The Coolest Place to Be in West Texas? This Remote Grocery Store

The French Co. Grocer in Marathon, Texas, is a grocery store of sorts, but giving it that name wouldn't quite do it justice.

The French Co. Grocer in Marathon, TX

Scott Del Vecchio

The town of Marathon in West Texas is, more or less, meant for passing through. There's the famous Gage Hotel, the most haunted hotel in the state (with a story of its own worth telling), and a population of roughly 400 people. It's about 75 miles from Big Bend National Park, which cruising at Texas Highway speeds, is shorter than you might expect. And that's about it. Well, there's one more thing in this small desert town. Among the desert sagebrush and the ocotillo crawling toward the cloudless sky sits a new store. Not new in construction, but new in ownership, management, and ethos. 

The French Co. Grocer is a grocery store of sorts, but giving it that name wouldn't quite do it justice. General store, in the broadest sense, is as close as you can get to defining it. And even though it has just four aisles, if you find yourself out in Marathon, you can easily spend an entire day meandering through them, or sprawled out in the backyard, sipping espresso, natural wine, or maybe both. If you come on the right day, you might even be able to grab a hamburger fresh off the grill, made with local Texas grass-fed cattle, served alongside potato chips fried in-house.  

One of the best ways of describing the store's evolution from a convenience store to whatever it is now exactly is by tracing the story of its soda fountain. It was a six-slot machine filled with the usual options: Coca-Cola, Sprite, and Brisk Iced Tea. Now, in its place, sits a small and unimposing espresso machine. 

The French Co. Grocer in Marathon, TX

Scott Del Vecchio

It may not seem like a big deal, but in this town, it's news. Beyond being difficult to maintain — the water is as hard as it gets out in Marathon —there was only one other machine before this in the town. 

"That espresso machine just wasn't doing it for me, so I decided I wanted one in the store," Sam Stavinhoa, the owner of the French Co. Grocer, part-time software developer, and self-described masochist, tells me. 

Espresso isn't the only change Stavinhoa has made. The stock inside the store has shifted dramatically since Stavinhoa took ownership, with the addition of natural wine, craft ciders, fresh produce, hiking equipment, rubber bands (for free-thinkers, the package reads), tinned fish, and plenty more. 

"I carry what I like and what I think people like," Stovinhoa says. He adds that he frequently makes the 600-mile drive to Austin with a trailer to pick up ciders or wines for the store.

Beyond carrying these rare delicacies out in the desert, Stavinhoa has also worked to ensure the store carries another important and difficult-to-find item: Fresh produce.

The French Co. Grocer in Marathon, TX

Scott Del Vecchio

Most of West Texas is a designated food desert.

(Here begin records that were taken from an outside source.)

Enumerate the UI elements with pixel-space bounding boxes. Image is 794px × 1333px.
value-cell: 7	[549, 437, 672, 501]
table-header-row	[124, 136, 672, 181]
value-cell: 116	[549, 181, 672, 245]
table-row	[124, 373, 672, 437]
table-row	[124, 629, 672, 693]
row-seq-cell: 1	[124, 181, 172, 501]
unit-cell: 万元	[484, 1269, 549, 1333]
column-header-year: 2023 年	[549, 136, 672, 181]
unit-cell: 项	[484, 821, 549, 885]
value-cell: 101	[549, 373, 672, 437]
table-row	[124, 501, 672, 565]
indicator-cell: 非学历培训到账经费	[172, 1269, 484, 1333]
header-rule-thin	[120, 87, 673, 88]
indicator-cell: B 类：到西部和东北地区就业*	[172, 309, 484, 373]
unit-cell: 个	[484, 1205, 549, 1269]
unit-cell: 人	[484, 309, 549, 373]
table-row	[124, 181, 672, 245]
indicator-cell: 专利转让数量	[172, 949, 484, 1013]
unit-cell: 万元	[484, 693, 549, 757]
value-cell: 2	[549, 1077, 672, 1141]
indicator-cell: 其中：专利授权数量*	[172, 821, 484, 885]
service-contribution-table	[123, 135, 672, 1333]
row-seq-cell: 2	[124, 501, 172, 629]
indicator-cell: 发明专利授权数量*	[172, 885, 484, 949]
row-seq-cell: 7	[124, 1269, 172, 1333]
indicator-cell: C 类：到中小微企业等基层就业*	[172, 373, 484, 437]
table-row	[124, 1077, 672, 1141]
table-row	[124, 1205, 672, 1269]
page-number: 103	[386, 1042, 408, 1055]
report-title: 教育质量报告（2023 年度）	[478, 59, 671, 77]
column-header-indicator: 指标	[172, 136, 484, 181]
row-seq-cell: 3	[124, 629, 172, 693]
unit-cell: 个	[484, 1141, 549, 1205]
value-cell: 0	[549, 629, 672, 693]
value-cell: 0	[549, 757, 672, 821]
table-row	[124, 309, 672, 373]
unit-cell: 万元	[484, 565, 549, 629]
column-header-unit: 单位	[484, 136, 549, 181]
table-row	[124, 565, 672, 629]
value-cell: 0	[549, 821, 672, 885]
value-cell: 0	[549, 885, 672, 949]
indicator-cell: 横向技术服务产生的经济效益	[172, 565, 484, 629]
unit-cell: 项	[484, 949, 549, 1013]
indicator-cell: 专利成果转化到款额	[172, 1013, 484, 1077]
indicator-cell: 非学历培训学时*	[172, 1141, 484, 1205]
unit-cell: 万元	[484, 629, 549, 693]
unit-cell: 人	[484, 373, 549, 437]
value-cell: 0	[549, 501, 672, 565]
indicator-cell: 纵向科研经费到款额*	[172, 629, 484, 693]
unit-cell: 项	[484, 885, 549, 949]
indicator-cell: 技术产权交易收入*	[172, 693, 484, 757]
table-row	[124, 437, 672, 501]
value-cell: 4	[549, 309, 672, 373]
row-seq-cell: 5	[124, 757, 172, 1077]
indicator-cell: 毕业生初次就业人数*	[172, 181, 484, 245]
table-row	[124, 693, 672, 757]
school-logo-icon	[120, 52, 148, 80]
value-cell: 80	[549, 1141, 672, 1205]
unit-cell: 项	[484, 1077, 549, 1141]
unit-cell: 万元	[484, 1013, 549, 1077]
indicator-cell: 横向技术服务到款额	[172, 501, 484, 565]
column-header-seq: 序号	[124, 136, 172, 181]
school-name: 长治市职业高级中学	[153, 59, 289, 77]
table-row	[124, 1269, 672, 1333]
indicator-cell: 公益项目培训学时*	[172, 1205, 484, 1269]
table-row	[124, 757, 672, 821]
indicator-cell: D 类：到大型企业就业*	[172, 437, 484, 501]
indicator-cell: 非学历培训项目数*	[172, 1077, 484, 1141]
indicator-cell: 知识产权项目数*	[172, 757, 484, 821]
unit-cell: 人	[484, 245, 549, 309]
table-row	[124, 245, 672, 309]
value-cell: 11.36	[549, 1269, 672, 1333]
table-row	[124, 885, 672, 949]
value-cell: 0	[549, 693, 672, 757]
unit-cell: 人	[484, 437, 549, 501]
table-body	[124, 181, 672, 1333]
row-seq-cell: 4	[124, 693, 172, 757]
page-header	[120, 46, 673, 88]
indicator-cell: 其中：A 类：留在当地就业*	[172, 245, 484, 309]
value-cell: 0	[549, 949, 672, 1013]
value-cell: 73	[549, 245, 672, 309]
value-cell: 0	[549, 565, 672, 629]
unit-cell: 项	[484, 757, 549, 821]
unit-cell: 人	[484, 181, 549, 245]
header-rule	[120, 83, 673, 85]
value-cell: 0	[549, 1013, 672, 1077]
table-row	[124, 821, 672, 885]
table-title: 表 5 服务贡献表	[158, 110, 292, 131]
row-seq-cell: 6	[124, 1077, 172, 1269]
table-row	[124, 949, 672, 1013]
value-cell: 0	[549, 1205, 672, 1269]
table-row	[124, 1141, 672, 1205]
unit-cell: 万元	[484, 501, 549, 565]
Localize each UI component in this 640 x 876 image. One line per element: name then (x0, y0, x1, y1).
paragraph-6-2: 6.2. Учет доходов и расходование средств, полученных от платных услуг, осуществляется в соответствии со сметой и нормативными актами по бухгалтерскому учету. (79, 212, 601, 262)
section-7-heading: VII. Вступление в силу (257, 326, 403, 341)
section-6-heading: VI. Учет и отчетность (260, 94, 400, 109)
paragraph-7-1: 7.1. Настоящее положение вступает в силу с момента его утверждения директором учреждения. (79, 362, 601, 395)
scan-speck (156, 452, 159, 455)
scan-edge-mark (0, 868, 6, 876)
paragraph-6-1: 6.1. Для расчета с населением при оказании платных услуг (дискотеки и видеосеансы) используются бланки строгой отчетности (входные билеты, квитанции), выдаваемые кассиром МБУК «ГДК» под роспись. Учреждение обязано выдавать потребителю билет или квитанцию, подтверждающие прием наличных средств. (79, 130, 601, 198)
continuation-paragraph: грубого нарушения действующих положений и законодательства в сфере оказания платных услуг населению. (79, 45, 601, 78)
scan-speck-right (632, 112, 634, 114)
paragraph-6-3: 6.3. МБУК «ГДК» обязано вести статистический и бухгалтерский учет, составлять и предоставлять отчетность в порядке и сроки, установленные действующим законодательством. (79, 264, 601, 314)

While getting fresh produce in the store wasn't a big issue, since Marathon is on a popular truck route, keeping it fresh was a big problem. The refrigerator systems in the store were out of date, so Stavinhoa had them replaced and can now carry leafy greens and other fresh produce. This means locals don't have to drive 30 minutes to the nearest grocery store or 50 minutes to the nearest Walmart. 

But the store's ethos goes beyond what sits on the shelves and in the cold fridges. Community impact is a driving force here, which is why it holds concerts and other events throughout the year. And, every Friday, the store hosts a burger night and encourages the locals to come out. 

For a hamburger and a side, it's $15, which many locals find expensive, but Stavinhoa insists it's real beef, a real burger, and potato chips made in-house make it worth it. He puts on his website and proudly announces to anyone that if they can find any establishment in America that sells a local beef ⅓ of a pound patty for less, they can have dinner for free. No one has taken him up on the offer.

Of course, pricing for Stavinhoa is a big issue. In fact, he describes the store's buying power as "smaller than one person walking into a Walmart." But Stavinhoa prices items fairly and doesn't pay himself a salary from the store. 

"If I wanted to run a business, I would've become a businessman," Stavinhoa says. "If I wanted to make more money, I'd write more code," he adds, "but that isn't what this store is about." 

For Stavinhoa, the whole project is built around "people from different walks of life having moments together in this space, who would otherwise never go to the same place," he says, adding that "otherwise, it basically has no meaning."

"I let shitheads be shitheads," Stavinhoa says. "Not a lot of places do that anymore."